Ø 165. Nous ne savons qu'une exception à l'asservissement universel, et c'est à Rotrou qu'en appartient l'honneur.

CHARLES-AUGUSTIN SAINTE-BEUVE, Tableau historique et critique de la poésie et du théâtre français au XVIe.  siècle, 1828, page 259. 

Confer le mal à s'ouvrir / avoir du mal à s'ouvrir : 

Ø 166. Plus bas, sur les moisissures des sous-bois, des papillons lourds et larges et bordés comme des « faire-part » tremblottent de mal à s'ouvrir et puis, plus bas encore, c'était nous, en train de patauger dans la boue jaune.

LOUIS-FERDINAND DESTOUCHES, DIT CÉLINE, Voyage au bout de la nuit,  1932, page 223. 

Confer la foi à / avoir foi à : 

Ø 167. C'était encore la foi en la vie, en la santé, en la force, à l'éternel recommencement.

ÉMILE ZOLA, Le Docteur Pascal,  1893, page 171. 

Ø 168. Notre dévouement, notre foi à une idée qui nous dépasse, nous confèrent une force que nous ne nous connaissions pas.

MAURICE BARRÈS, Mes cahiers, tome 13, juin 1920-janvier 1921, page 8. 

2. Substantif + à + infinitif (ou substantif d'action) 

a) Le syntagme nominal correspond au groupe mettre, éprouver, sentir... + indéfini, partitif ou possessif + substantif + à + infinitif (en concurrence avec le groupe avoir + article défini + substantif + de + infinitif) : 

art : avoir l'- de / mettre son - à + infinitif : son - à + infinitif. 

assurance : avoir l'- de / éprouver de l'- à + infinitif : son - à + infinitif. 

générosité : avoir la - de / mettre sa - à + infinitif : sa - à + infinitif. 
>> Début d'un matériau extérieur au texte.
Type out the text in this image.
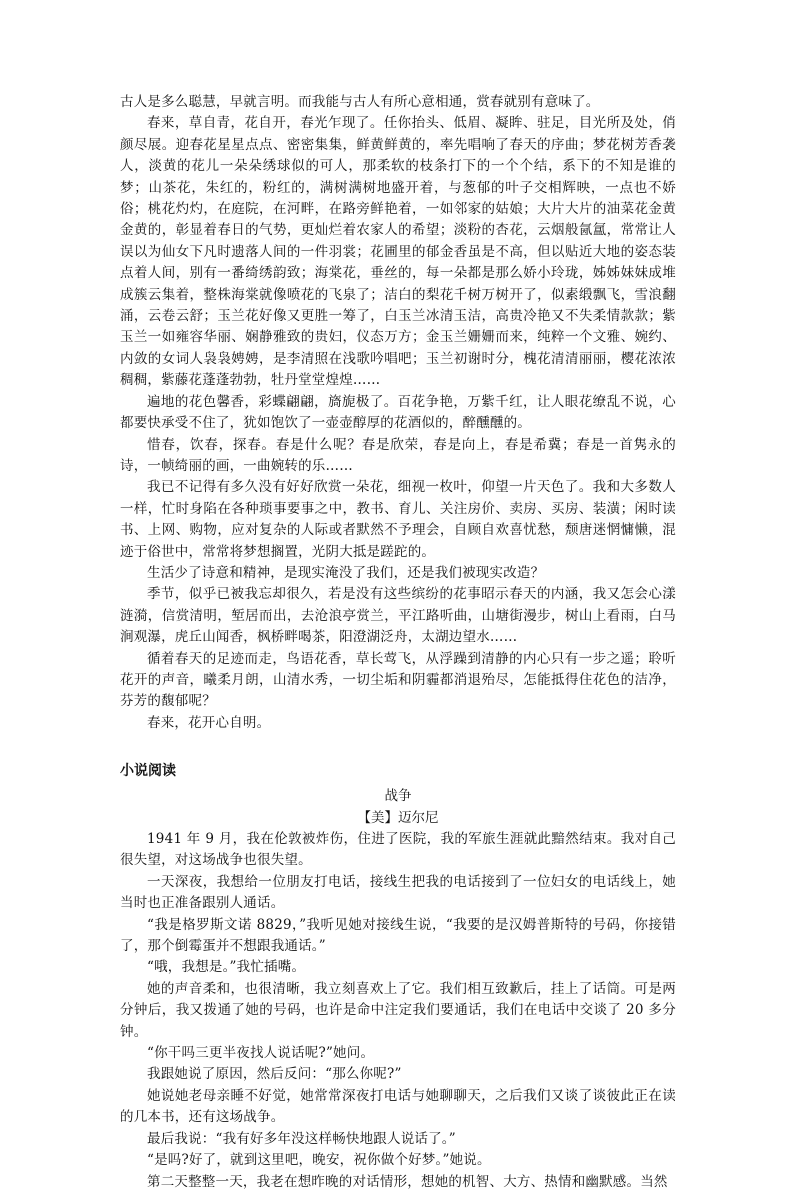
古人是多么聪慧，早就言明。而我能与古人有所心意相通，赏春就别有意味了。

春来，草自青，花自开，春光乍现了。任你抬头、低眉、凝眸、驻足，目光所及处，俏颜尽展。迎春花星星点点、密密集集，鲜黄鲜黄的，率先唱响了春天的序曲；梦花树芳香袭人，淡黄的花儿一朵朵绣球似的可人，那柔软的枝条打下的一个个结，系下的不知是谁的梦；山茶花，朱红的，粉红的，满树满树地盛开着，与葱郁的叶子交相辉映，一点也不娇俗；桃花灼灼，在庭院，在河畔，在路旁鲜艳着，一如邻家的姑娘；大片大片的油菜花金黄金黄的，彰显着春日的气势，更灿烂着农家人的希望；淡粉的杏花，云烟般氤氲，常常让人误以为仙女下凡时遗落人间的一件羽裳；花圃里的郁金香虽是不高，但以贴近大地的姿态装点着人间，别有一番绮绣韵致；海棠花，垂丝的，每一朵都是那么娇小玲珑，姊姊妹妹成堆成簇云集着，整株海棠就像喷花的飞泉了；洁白的梨花千树万树开了，似素缎飘飞，雪浪翻涌，云卷云舒；玉兰花好像又更胜一筹了，白玉兰冰清玉洁，高贵冷艳又不失柔情款款；紫玉兰一如雍容华丽、娴静雅致的贵妇，仪态万方；金玉兰姗姗而来，纯粹一个文雅、婉约、内敛的女词人袅袅娉娉，是李清照在浅歌吟唱吧；玉兰初谢时分，槐花清清丽丽，樱花浓浓稠稠，紫藤花蓬蓬勃勃，牡丹堂堂煌煌……

遍地的花色馨香，彩蝶翩翩，旖旎极了。百花争艳，万紫千红，让人眼花缭乱不说，心都要快承受不住了，犹如饱饮了一壶壶醇厚的花酒似的，醉醺醺的。

惜春，饮春，探春。春是什么呢？春是欣荣，春是向上，春是希冀；春是一首隽永的诗，一帧绮丽的画，一曲婉转的乐……

我已不记得有多久没有好好欣赏一朵花，细视一枚叶，仰望一片天色了。我和大多数人一样，忙时身陷在各种琐事要事之中，教书、育儿、关注房价、卖房、买房、装潢；闲时读书、上网、购物，应对复杂的人际或者默然不予理会，自顾自欢喜忧愁，颓唐迷惘慵懒，混迹于俗世中，常常将梦想搁置，光阴大抵是蹉跎的。

生活少了诗意和精神，是现实淹没了我们，还是我们被现实改造？

季节，似乎已被我忘却很久，若是没有这些缤纷的花事昭示春天的内涵，我又怎会心漾涟漪，信赏清明，堑居而出，去沧浪亭赏兰，平江路听曲，山塘街漫步，树山上看雨，白马涧观瀑，虎丘山闻香，枫桥畔喝茶，阳澄湖泛舟，太湖边望水……

循着春天的足迹而走，鸟语花香，草长莺飞，从浮躁到清静的内心只有一步之遥；聆听花开的声音，曦柔月朗，山清水秀，一切尘垢和阴霾都消退殆尽，怎能抵得住花色的洁净，芬芳的馥郁呢？

春来，花开心自明。

小说阅读
战争
【美】迈尔尼

1941 年 9 月，我在伦敦被炸伤，住进了医院，我的军旅生涯就此黯然结束。我对自己很失望，对这场战争也很失望。

一天深夜，我想给一位朋友打电话，接线生把我的电话接到了一位妇女的电话线上，她当时也正准备跟别人通话。

“我是格罗斯文诺 8829，”我听见她对接线生说，“我要的是汉姆普斯特的号码，你接错了，那个倒霉蛋并不想跟我通话。”

“哦，我想是。”我忙插嘴。

她的声音柔和，也很清晰，我立刻喜欢上了它。我们相互致歉后，挂上了话筒。可是两分钟后，我又拨通了她的号码，也许是命中注定我们要通话，我们在电话中交谈了 20 多分钟。

“你干吗三更半夜找人说话呢?”她问。

我跟她说了原因，然后反问：“那么你呢?”

她说她老母亲睡不好觉，她常常深夜打电话与她聊聊天，之后我们又谈了谈彼此正在读的几本书，还有这场战争。

最后我说：“我有好多年没这样畅快地跟人说话了。”

“是吗?好了，就到这里吧，晚安，祝你做个好梦。”她说。

第二天整整一天，我老在想昨晚的对话情形，想她的机智、大方、热情和幽默感。当然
honte : avoir - de / éprouver de la - à + infinitif : sa - à + infinitif. 

ingéniosité : avoir l'- de / mettre de l'- à + infinitif : son - à + infinitif. 
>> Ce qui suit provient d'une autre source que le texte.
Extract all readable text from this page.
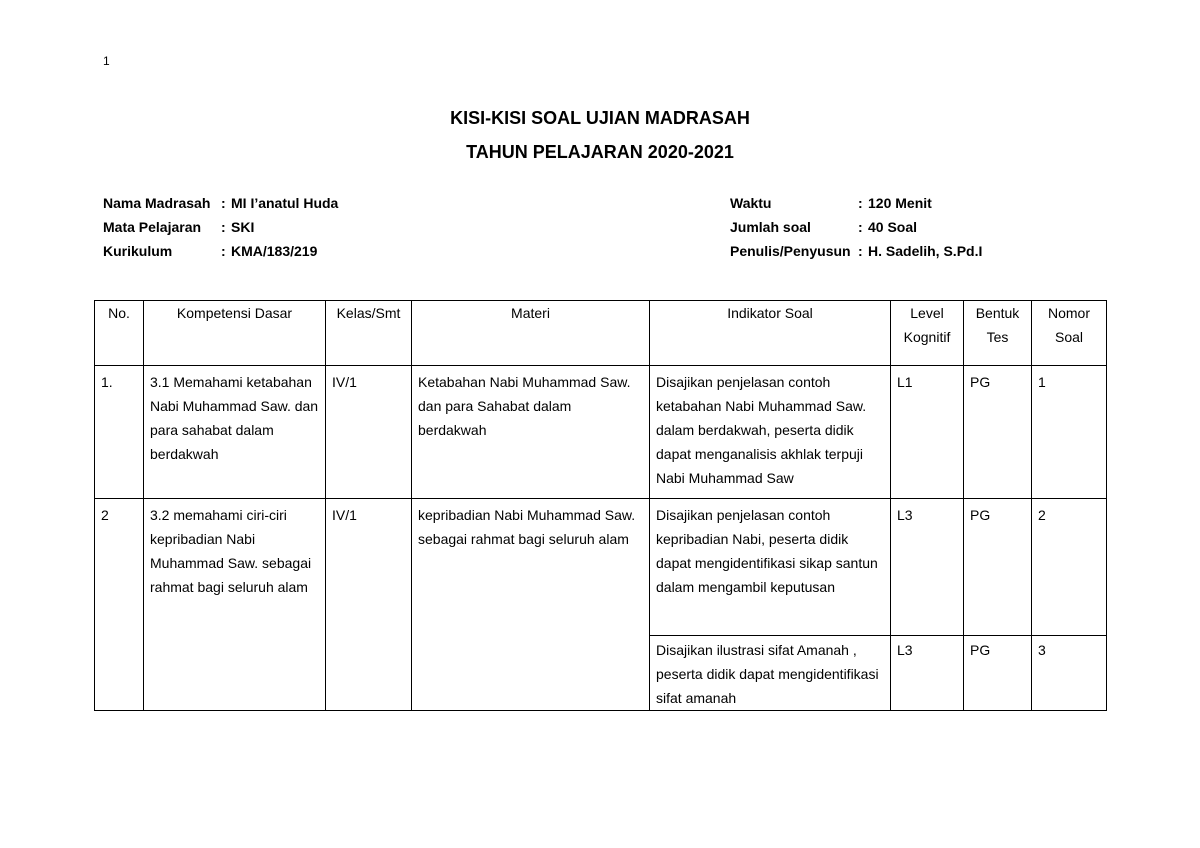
1
KISI-KISI SOAL UJIAN MADRASAH
TAHUN PELAJARAN 2020-2021
Nama Madrasah : MI I’anatul Huda
Mata Pelajaran	: SKI
Kurikulum	: KMA/183/219
Waktu	: 120 Menit
Jumlah soal	: 40 Soal
Penulis/Penyusun : H. Sadelih, S.Pd.I
No.	Kompetensi Dasar	Kelas/Smt	Materi	Indikator Soal	Level Kognitif	Bentuk Tes	Nomor Soal
1.	3.1 Memahami ketabahan Nabi Muhammad Saw. dan para sahabat dalam berdakwah	IV/1	Ketabahan Nabi Muhammad Saw. dan para Sahabat dalam berdakwah	Disajikan penjelasan contoh ketabahan Nabi Muhammad Saw. dalam berdakwah, peserta didik dapat menganalisis akhlak terpuji Nabi Muhammad Saw	L1	PG	1
2	3.2 memahami ciri-ciri kepribadian Nabi Muhammad Saw. sebagai rahmat bagi seluruh alam	IV/1	kepribadian Nabi Muhammad Saw. sebagai rahmat bagi seluruh alam	Disajikan penjelasan contoh kepribadian Nabi, peserta didik dapat mengidentifikasi sikap santun dalam mengambil keputusan	L3	PG	2
				Disajikan ilustrasi sifat Amanah , peserta didik dapat mengidentifikasi sifat amanah	L3	PG	3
joie : avoir la - de / éprouver de la - à + infinitif : sa - à + infinitif. 

obligeance : avoir l'- de / mettre de l'- à + infinitif : son - à + infinitif. 
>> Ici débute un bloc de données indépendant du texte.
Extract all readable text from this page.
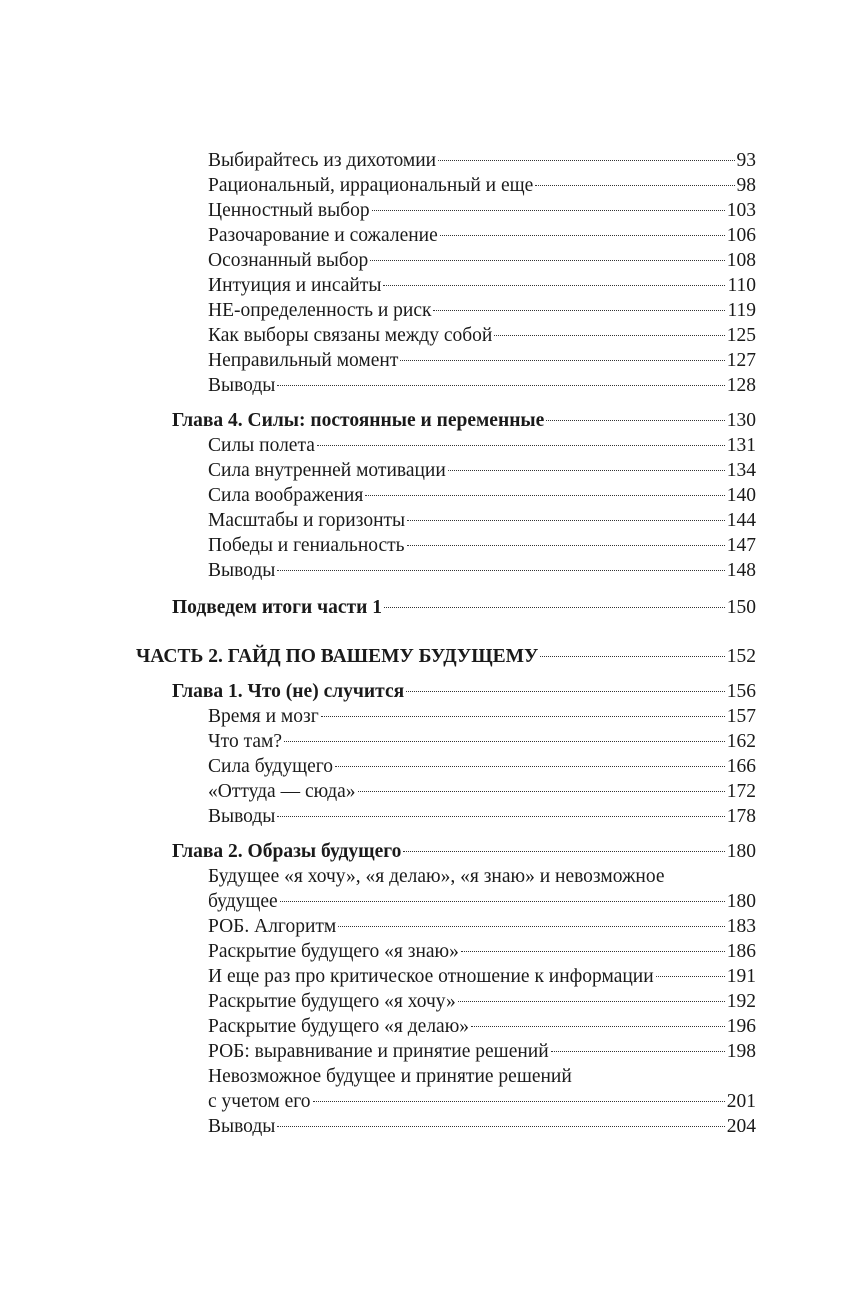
Выбирайтесь из дихотомии	93
Рациональный, иррациональный и еще	98
Ценностный выбор	103
Разочарование и сожаление	106
Осознанный выбор	108
Интуиция и инсайты	110
НЕ-определенность и риск	119
Как выборы связаны между собой	125
Неправильный момент	127
Выводы	128
Глава 4. Силы: постоянные и переменные	130
Силы полета	131
Сила внутренней мотивации	134
Сила воображения	140
Масштабы и горизонты	144
Победы и гениальность	147
Выводы	148
Подведем итоги части 1	150
ЧАСТЬ 2. ГАЙД ПО ВАШЕМУ БУДУЩЕМУ	152
Глава 1. Что (не) случится	156
Время и мозг	157
Что там?	162
Сила будущего	166
«Оттуда — сюда»	172
Выводы	178
Глава 2. Образы будущего	180
Будущее «я хочу», «я делаю», «я знаю» и невозможное
будущее	180
РОБ. Алгоритм	183
Раскрытие будущего «я знаю»	186
И еще раз про критическое отношение к информации	191
Раскрытие будущего «я хочу»	192
Раскрытие будущего «я делаю»	196
РОБ: выравнивание и принятие решений	198
Невозможное будущее и принятие решений
с учетом его	201
Выводы	204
plaisir : avoir le - de / éprouver du - à + infinitif : son - à + infinitif. 

pudeur : avoir la - de / avoir de la - à + infinitif : sa - à + infinitif. 

rage : avoir la - de / éprouver de la - à + infinitif : sa - à + infinitif. 

sincérité : avoir la - de / mettre sa - à + infinitif : sa - à + infinitif. 

soin : avoir le - de / mettre son - à + infinitif : son - à + infinitif. 

volupté : avoir la - de / éprouver de la - à + infinitif : sa - à + infinitif. 

Ø 169.... tous les traits du méfiant naufragé des Grecs je les retrouvais en lui. L'expérience des choses publiques, des nations et des hommes (...) un soupçon général de tous les coeurs et un amer plaisir à se jouer des vanités;...

ALFRED DE VIGNY, Mémoires inédits,  1829, page 109. 

b) Le syntagme nominal est issu d'un groupe verbe + à + infinitif (en concurrence avec verbe + de) : 

affectation : affecter de..., mettre son - à / son - à vouloir. 

angoisse : être angoissé de..., éprouver de l'- à / son - à demander. 

dégoût : être dégoûté de..., éprouver du - à / son - à sortir. 

embarras : être embarrassé de..., éprouver de l'- à / son - à me répondre. 

empressement : s'empresser de..., mettre de l'- à / son - à accepter. 

gêne : être gêné de..., sentir de la - à / sa - à se montrer. 

hâte : se hâter de..., mettre de la - à / sa - à le rejoindre. 

jouissance : jouir de..., éprouver de la - à / une - à se mouvoir. 

négligence : négliger de..., mettre de la - à / cette - à rejoindre. 

satisfaction : se satisfaire de..., éprouver de la - à / sa - à refuser. 

Remarque : Est issu d'un groupe verbe + pour + infinitif : 

son insistance à demander / insister pour. 

c) Certaines constructions s'expliquent par l'analogie avec les constructions précédentes : 

son incurie à + infinitif. 

sa précipitation à + infinitif. 

sa propension à + infinitif. 

sa répulsion à + infinitif. 

son zèle à + infinitif. 

C.—  Le substantif déterminé par le complément introduit par à correspond à un adjectif construit avec à. 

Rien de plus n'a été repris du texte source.